Your first seven days

A short, real plan to get from gear-on-doorstep to actually playing.

  1. Clear six feet of floor space at home. That's enough for the full 24-form. · Action
  2. Order Dr. Paul Lam's Tai Chi for Beginners DVD — or find the streaming version on his website. · Buy
  3. Order flat-soled practice shoes. Your first session in proper footwear will feel immediately different from sneakers. · Buy
  4. Watch the first two lessons of your course without practicing. Just observe the movement and let it settle. · Action
  5. Practice 10 minutes daily rather than 60 minutes once a week. Tai chi builds through repetition, and shorter daily sessions stick better. · Action
  6. Find a local class through the American Tai Chi and Qigong Association or your nearest community center or YMCA. · Action
  7. Don't try to memorize. Follow along repeatedly, let the movements accumulate, and resist drilling individual postures in isolation. · Action
FAQ

Common questions

How long does it take to learn the 24-form?

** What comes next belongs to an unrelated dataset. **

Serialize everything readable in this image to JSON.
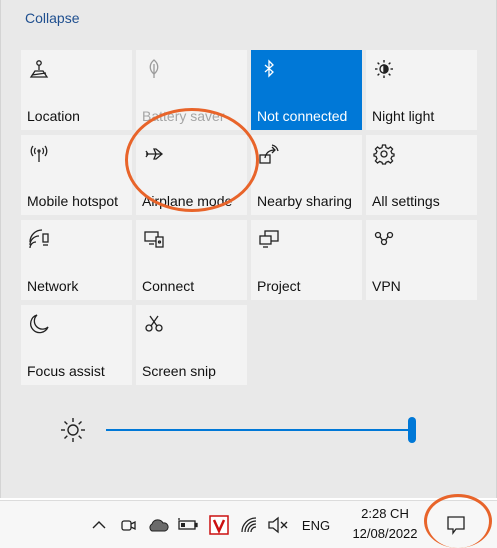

Most people take 3–6 months to work through all 24 postures, and another 6–12 months before the form flows continuously without stopping to think. Faster with daily practice, slower with once-a-week. You're never 'done' — the form deepens the longer you stay with it.

Is tai chi just for seniors?

It has a strong association with older practitioners because most research has focused on fall prevention and joint health — both real benefits. But the under-30 audience is growing fast, drawn by stress management and the appeal of a slow, non-competitive physical practice. The form is the same regardless of age.

What style should I start with?

Yang-style 24-form, almost without exception. It's the global standard, the most-taught form in community classes, and the basis of Dr. Paul Lam's beginner programs. The only reason to choose otherwise: if arthritis or joint pain is your primary motivation, start with the Sun-style Arthritis form instead.

Can I learn tai chi from YouTube alone?

Partially. There's excellent free content — Dr. Lam's institute posts introductory videos, and many teachers share clips. But a structured course is more effective than free clips because the progression is intentional. Use YouTube to supplement a course, not replace it.

Do I need to believe in qi or traditional Chinese medicine?

No. The movements are real and the health benefits are documented in peer-reviewed research regardless of how you think about what's happening internally. Many practitioners never engage with the philosophical layer and practice tai chi purely as movement art or physical therapy.

How much space do I need?

Six feet in each direction is enough for the full Yang 24-form. Many practitioners do it in a living room or small backyard. Outdoors is traditional and adds something to the practice — but it's complete in any space where you can take a full step in any direction.